Bob Rayner: The Comforting Tale of the Rapidly Disappearing Eastern Box Turtle
Summer fades and sweet autumn approaches, with its promise of crystal blue skies, dry air, and full workweeks unsullied by uninterrupted stretches of sunlit leisure. Life is full of tradeoffs.
The consequences of swapping sports shirts for sweaters, lightning bugs for leaves of many colors, baseball for football, and long days for mild evenings depends entirely upon one's personal preferences and prejudices. Fall, as with all others, is a mixed blessing. It is perhaps most reassuring in that it always arrives as expected, utterly predictable but a surprise nevertheless -- even after a half-century of witness to the cooling of the Earth.
We seem, at the moment, to be a people hungry for all that's certain and easily defined. We want answers. No surprise, really, given the upheavals of recent years. We will be, I suspect, disappointed in our quest for the definitive. It's a futile pursuit anyway.
Progress will come, through hard work and good fortune, as it always does among free people. We'll salute its arrival and continue to fiddle with what's wrong.

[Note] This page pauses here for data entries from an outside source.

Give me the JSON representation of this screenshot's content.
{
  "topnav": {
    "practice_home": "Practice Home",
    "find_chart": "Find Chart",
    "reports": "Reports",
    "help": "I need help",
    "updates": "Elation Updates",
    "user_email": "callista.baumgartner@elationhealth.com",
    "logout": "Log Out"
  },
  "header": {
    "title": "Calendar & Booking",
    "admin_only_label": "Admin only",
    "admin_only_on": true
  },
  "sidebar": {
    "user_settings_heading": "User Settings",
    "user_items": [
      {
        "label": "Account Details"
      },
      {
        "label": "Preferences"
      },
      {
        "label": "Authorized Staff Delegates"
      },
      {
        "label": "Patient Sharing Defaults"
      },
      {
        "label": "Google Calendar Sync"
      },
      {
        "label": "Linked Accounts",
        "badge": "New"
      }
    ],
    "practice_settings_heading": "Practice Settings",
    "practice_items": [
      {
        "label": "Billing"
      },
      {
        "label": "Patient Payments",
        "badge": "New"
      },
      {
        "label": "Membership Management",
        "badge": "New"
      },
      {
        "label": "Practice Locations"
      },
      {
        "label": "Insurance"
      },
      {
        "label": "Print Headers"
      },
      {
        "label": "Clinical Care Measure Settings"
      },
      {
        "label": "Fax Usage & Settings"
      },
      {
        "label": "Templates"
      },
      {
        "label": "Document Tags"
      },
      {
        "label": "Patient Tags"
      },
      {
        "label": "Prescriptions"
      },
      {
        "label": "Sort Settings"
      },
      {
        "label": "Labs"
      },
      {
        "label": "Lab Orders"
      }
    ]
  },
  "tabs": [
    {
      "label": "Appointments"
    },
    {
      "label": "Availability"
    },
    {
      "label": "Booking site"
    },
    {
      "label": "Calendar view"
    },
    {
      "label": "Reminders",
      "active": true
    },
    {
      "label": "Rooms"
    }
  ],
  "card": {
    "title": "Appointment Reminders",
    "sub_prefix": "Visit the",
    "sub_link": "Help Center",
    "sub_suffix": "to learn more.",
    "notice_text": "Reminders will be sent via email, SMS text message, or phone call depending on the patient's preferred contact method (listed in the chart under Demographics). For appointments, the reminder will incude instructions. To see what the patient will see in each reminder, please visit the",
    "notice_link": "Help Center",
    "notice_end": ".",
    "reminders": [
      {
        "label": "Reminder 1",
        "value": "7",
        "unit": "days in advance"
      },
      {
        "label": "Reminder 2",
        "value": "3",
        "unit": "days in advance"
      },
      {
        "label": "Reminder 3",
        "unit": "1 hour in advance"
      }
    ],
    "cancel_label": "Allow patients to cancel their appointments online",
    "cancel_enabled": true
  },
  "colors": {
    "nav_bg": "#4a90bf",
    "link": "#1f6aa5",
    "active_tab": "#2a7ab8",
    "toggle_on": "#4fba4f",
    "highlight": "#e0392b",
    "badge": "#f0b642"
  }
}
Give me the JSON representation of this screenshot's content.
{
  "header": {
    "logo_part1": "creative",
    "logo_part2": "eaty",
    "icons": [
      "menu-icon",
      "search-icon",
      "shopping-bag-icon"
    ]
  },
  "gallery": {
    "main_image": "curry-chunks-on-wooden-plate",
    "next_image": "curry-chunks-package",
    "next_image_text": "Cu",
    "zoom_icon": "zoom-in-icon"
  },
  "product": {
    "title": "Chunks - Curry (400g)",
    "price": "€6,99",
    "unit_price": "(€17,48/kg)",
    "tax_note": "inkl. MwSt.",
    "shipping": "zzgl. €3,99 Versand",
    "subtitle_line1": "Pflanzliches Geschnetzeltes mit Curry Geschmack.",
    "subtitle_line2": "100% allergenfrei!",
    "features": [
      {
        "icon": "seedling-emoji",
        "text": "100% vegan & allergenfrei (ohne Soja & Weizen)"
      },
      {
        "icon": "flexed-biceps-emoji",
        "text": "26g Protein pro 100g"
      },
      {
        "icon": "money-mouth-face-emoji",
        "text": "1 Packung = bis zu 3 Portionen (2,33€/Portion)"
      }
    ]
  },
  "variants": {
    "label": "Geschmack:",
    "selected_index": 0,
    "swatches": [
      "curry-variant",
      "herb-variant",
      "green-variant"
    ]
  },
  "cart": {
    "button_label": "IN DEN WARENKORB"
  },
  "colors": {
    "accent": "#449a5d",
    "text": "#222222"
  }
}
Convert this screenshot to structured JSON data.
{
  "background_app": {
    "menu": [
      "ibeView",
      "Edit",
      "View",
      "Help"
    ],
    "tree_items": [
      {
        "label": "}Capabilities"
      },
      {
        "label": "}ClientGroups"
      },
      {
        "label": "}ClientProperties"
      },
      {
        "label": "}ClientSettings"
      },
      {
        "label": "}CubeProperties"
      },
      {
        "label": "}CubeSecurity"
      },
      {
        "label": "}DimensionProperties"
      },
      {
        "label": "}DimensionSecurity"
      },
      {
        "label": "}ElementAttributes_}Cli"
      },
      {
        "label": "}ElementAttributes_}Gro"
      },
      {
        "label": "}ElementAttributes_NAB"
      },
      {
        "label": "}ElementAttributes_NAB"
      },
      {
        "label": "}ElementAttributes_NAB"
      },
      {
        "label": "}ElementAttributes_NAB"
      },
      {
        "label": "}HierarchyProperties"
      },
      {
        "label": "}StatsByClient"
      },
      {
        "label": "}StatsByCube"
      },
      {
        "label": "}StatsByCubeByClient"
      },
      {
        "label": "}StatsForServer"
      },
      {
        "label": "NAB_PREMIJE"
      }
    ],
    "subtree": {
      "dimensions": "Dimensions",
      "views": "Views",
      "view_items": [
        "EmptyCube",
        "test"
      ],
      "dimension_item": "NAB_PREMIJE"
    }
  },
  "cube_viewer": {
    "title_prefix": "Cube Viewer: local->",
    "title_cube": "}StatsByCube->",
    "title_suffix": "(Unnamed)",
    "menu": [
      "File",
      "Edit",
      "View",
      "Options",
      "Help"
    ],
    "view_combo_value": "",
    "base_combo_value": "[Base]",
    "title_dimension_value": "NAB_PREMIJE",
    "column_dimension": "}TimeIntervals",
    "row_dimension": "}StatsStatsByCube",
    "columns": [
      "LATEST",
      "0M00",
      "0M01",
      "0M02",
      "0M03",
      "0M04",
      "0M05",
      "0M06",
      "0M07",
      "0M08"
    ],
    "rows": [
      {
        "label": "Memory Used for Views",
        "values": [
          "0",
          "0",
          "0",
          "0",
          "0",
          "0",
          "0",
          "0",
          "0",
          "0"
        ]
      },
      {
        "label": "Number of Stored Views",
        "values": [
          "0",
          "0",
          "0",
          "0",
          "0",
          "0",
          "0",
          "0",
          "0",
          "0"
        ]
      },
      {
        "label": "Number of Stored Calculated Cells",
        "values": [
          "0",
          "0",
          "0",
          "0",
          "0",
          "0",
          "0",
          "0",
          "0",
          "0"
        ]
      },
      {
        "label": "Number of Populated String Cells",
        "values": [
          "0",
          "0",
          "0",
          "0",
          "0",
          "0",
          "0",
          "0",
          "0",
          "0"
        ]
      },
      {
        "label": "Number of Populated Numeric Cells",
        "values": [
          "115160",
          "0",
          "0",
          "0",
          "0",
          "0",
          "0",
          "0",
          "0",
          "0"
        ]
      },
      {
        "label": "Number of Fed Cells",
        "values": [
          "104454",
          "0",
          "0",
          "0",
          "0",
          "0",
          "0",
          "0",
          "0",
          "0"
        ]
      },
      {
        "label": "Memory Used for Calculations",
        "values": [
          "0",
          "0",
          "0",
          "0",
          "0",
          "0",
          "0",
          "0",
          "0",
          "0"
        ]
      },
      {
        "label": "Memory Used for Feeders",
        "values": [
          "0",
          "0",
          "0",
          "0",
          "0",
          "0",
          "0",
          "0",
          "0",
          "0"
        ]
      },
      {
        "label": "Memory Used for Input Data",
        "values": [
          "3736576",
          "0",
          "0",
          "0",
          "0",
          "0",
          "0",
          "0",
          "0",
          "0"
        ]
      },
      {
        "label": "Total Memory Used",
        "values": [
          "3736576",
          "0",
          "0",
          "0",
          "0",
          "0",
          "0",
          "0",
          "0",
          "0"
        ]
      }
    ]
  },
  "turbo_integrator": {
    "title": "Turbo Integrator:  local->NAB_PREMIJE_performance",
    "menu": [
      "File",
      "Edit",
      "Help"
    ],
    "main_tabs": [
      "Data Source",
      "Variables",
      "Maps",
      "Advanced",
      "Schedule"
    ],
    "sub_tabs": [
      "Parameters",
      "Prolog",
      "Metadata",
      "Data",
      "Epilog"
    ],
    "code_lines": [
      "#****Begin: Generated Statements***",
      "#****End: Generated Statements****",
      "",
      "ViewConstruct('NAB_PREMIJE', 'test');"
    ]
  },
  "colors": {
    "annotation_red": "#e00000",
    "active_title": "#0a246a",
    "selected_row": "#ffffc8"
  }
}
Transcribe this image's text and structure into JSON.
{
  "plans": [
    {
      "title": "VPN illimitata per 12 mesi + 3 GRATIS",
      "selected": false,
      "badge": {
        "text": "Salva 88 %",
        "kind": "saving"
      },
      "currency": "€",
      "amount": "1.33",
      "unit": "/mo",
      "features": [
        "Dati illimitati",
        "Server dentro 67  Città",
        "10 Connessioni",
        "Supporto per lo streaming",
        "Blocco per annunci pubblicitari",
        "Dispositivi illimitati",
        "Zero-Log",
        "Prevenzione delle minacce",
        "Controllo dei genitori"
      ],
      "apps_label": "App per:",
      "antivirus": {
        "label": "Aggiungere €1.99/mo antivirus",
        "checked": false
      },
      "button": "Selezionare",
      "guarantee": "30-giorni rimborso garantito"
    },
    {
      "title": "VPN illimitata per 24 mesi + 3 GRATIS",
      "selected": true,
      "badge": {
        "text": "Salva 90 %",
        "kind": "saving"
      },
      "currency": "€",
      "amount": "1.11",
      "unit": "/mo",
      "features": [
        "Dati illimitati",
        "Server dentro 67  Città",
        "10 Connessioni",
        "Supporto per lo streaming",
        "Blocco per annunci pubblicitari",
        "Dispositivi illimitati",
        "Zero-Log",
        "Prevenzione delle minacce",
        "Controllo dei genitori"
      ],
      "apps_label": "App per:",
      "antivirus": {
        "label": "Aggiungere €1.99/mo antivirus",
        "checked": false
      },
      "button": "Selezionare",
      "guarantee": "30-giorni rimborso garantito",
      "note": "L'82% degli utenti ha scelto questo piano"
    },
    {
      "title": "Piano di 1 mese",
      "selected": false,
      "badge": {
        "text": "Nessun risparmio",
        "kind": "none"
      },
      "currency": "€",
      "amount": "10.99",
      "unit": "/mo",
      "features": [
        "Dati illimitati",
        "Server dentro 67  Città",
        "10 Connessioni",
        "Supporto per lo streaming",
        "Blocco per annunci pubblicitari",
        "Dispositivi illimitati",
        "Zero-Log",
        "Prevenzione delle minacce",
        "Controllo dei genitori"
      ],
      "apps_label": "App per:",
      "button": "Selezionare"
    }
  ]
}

IT WOULD BE tempting now to begin a discourse on the relative merit of material progress versus spiritual enlightenment or about appreciating small moments while pursuing big dreams. But most of you understand all of that already. The faith of a child melds with the power of works well done.
So let's turn instead to the turtle.
An eastern box turtle spent the summer months just west of our house -- in the backyard, to be precise. He's a morning turtle, for the most part, making his sudden appearances while one or another of us eats breakfast and stares out the back window.
(I'm assuming our turtle's a he, though I have no scientific basis. In fact, according to the Davidson College Herpetology Laboratory, "sexing turtles can often prove difficult, especially to someone unfamiliar with box turtles." Scientists aren't always skillful in their deployment of verbs, but this tidbit of information confirms my writerly decision to take the sex completely out of our turtle story.)
The seeing of the turtle always causes a stir, even in a home bereft of morning humans. Many a silent morn was broken by someone announcing, "The turtle's outside." (My family doesn't speak in sentences that require exclamation points.) Usually it was my wife or my son -- who has now departed for his first year of college, adding a bit of poignant nostalgia to our suburban summer turtle tale -- who first spotted the turtle, which, out of simple common decency, we refused to give a name.
A turtle sighting invariably lures at least one of us into the backyard. We learned quickly that there is no time to dawdle. While their reputations for slowness are completely accurate, turtles are -- for reasons we have not entirely figured out -- able to disappear in a hurry. This is a paradox, but not one worth fretting over. All you really have to remember is -- if you want to take a closer look at a turtle -- get moving right away! (Pardon the exclamation, but I'm serious about this.)
It turns out that spending a few minutes with a turtle, either alone or with an equally interested family member, is a fine way to start the day. Eastern box turtles, as best we can tell, have little or no fear of humans. They also appear to be invisible to cats, though this is not a theory that we tested with any rigor.
The turtle always takes a rest stop when one of us approaches him. He does not, however, draw his head into his shell. Instead, he looks around, seems to sniff the air, and resumes his trip into the ivy or the pile of dead leaves or the drooping wisteria bush. It's hard to tell if he sees us. Turtles do not have penetrating stares.
WE ALWAYS leave him be. By the time we return inside to the kitchen window, he is usually gone. Or at least impossible to see. Turtles, it turns out, are masters of disguise.
This tale has no moral, by the way, but it is worth noting that turtles live a long time, seem always to get where they're going no matter how long it takes, and, of course, carry their homes on their backs -- and a cozy fit it is.
So it's no surprise that a turtle is far more comforting -- and a much better early-morning companion -- than your typical reptiles, which tend to be pretty disgusting for the most part.
According to the National Zoo -- which is, it so happens, in Washington, site of so much of this summer's consternation -- in "the northern regions, box turtles go into hibernation in October or November, but farther south they remain active later in the year. To hibernate, they burrow as far as two-feet deep into loose earth, mud, stream bottoms, old stump holes, or mammal burrows . . . .They usually emerge from hibernation in April. They sometimes wake up and find a new hibernacula on warm days in the winter."
So autumn's approach promises both an end to steamy days and to turtle-filled mornings. We're not sure precisely when our turtle will decide it's time to take a break -- is Virginia a "northern region" in terms of turtles? -- and, quite frankly, I'd rather not know exactly when he'll disappear for the winter. There's such a thing as too much information.
It is good to know, though, that he's likely to return in the spring. Along with the pollen. Do turtles sneeze?